E depois na escola à noite foi muito importante, porque em Vila Franca havia uns jovens que trabalhavam naquelas empresas todas, desde Alenquer, até Póvoa de Santa Iria, Magas, oficinas de material de aeronáutica, o Cimentejo, a Sodapóvoa. Então conheci jovens de muitos daqueles sítios e nós tínhamos coisas em comum.

À noite começámos, muitas vezes, a reunir, a fazer reivindicações. Porque nós começávamos a trabalhar nas empresas de manhã, às 6, 7 horas, tínhamos aulas das 19h às 23h e queríamos tomar uma refeição ao fim do dia e tinha de ser na cantina da escola. Começámos a fazer reivindicações desse tipo: não pagar propinas, queríamos ter uma biblioteca na escola. Conseguimos fazer um movimento muito interessante. Até chegámos a eleger delegados de turma, mas aquilo foi assumindo alguma politização e depois confrontámo-nos com a direção da escola. Mas foi muito importante para aqueles jovens, que também nas empresas onde trabalhavam, que conheciam situações dessas. De haver operários esclarecidos que queriam fazer bibliotecas, que falavam com os mais novos, chamavam a atenção para os regimes de trabalho, para os horários dilatados, para a falta de condições.

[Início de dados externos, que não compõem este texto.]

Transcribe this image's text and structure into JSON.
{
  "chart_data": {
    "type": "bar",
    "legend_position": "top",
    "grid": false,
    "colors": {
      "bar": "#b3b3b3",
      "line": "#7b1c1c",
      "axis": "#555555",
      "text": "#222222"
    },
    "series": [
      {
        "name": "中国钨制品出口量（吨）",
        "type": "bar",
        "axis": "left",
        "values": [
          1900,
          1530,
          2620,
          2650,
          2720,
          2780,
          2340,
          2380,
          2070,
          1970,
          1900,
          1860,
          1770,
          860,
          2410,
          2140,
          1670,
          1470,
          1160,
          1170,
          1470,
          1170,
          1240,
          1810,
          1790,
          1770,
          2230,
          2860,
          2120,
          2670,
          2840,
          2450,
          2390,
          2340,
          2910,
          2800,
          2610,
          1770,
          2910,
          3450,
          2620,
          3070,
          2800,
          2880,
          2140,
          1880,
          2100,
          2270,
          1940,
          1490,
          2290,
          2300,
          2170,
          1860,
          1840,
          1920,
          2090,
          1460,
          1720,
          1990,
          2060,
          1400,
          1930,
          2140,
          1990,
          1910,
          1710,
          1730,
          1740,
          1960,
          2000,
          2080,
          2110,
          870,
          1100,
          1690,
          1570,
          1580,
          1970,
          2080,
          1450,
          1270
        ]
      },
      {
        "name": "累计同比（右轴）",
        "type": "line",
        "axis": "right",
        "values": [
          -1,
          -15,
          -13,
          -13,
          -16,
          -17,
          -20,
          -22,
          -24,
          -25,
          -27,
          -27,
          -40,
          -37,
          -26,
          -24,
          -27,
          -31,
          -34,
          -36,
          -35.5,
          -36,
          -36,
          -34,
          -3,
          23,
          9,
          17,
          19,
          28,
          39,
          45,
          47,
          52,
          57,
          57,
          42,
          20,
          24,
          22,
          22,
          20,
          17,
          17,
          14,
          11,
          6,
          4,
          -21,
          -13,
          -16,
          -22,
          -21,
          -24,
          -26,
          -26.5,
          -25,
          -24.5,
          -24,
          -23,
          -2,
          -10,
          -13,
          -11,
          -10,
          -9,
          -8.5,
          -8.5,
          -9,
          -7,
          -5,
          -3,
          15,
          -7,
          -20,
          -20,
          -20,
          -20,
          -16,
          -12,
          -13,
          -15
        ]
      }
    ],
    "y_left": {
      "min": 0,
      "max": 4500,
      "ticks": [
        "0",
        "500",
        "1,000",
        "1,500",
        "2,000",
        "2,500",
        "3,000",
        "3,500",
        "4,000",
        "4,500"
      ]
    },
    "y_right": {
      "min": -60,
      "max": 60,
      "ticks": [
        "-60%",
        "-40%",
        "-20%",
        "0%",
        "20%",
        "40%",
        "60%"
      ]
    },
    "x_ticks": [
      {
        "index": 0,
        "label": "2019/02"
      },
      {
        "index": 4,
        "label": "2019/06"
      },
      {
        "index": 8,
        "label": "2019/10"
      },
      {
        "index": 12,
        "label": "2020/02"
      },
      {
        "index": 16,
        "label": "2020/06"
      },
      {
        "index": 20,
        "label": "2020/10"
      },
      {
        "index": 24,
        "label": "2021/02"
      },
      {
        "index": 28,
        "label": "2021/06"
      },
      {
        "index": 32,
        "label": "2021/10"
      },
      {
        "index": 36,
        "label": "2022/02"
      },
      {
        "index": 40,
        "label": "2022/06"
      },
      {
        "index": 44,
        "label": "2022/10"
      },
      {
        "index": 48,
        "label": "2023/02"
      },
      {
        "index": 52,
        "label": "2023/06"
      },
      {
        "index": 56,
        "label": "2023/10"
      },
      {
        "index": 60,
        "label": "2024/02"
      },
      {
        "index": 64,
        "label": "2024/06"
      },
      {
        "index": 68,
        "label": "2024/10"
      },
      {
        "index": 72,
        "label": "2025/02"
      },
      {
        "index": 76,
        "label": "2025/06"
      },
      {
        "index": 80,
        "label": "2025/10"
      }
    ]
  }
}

Nesta altura houve uma coisa importante que foi: iniciou-se em Portugal a semana inglesa. Todas as pessoas que trabalhavam ao sábado, passaram só a trabalhar ao sábado até à hora de almoço. Mas nós, os aprendizes, tínhamos de trabalhar de tarde. Recordo-me que ficava de tarde a limpar as máquinas, os tinteiros das máquinas, limpar o chão, o óleo das máquinas, tudo aquilo, só depois é que saíamos. Nós tínhamos uma situação bem mais difícil nesse sentido. Portanto fui tomando consciência disso tudo ao mesmo tempo.

Havia amigos que falavam comigo e a certa altura houve um que me deu um Avante. Eu achei muita piada áquilo porque o Avante falava das lutas dos pescadores, dos ferroviários, até dos movimentos de libertação e congressos que se realizavam, internacionais. Epá tão interessante, sempre ouvi falar disto, mas com esta linguagem, com este pormenor e com esta informação nunca consegui. Então fui tomando assim consciência política da situação em que vivíamos.

A certa altura também entre nós, nos nossos convívios, começámos a cantar as cantigas do Zé Afonso, do Adriano [Correia de Oliveira] e havia alguns que traziam um abaixo-assinado para libertação dos presos políticos ou contra a guerra colonial e diziam: «Nós temos de criar um movimento para todos os jovens poderem votar a partir dos 18 anos». Aproveitávamos as condições legais e semilegais para nos juntarmos, muitas vezes até organizámos campeonatos de futebol, convívios… era a forma de nós falarmos sobre política.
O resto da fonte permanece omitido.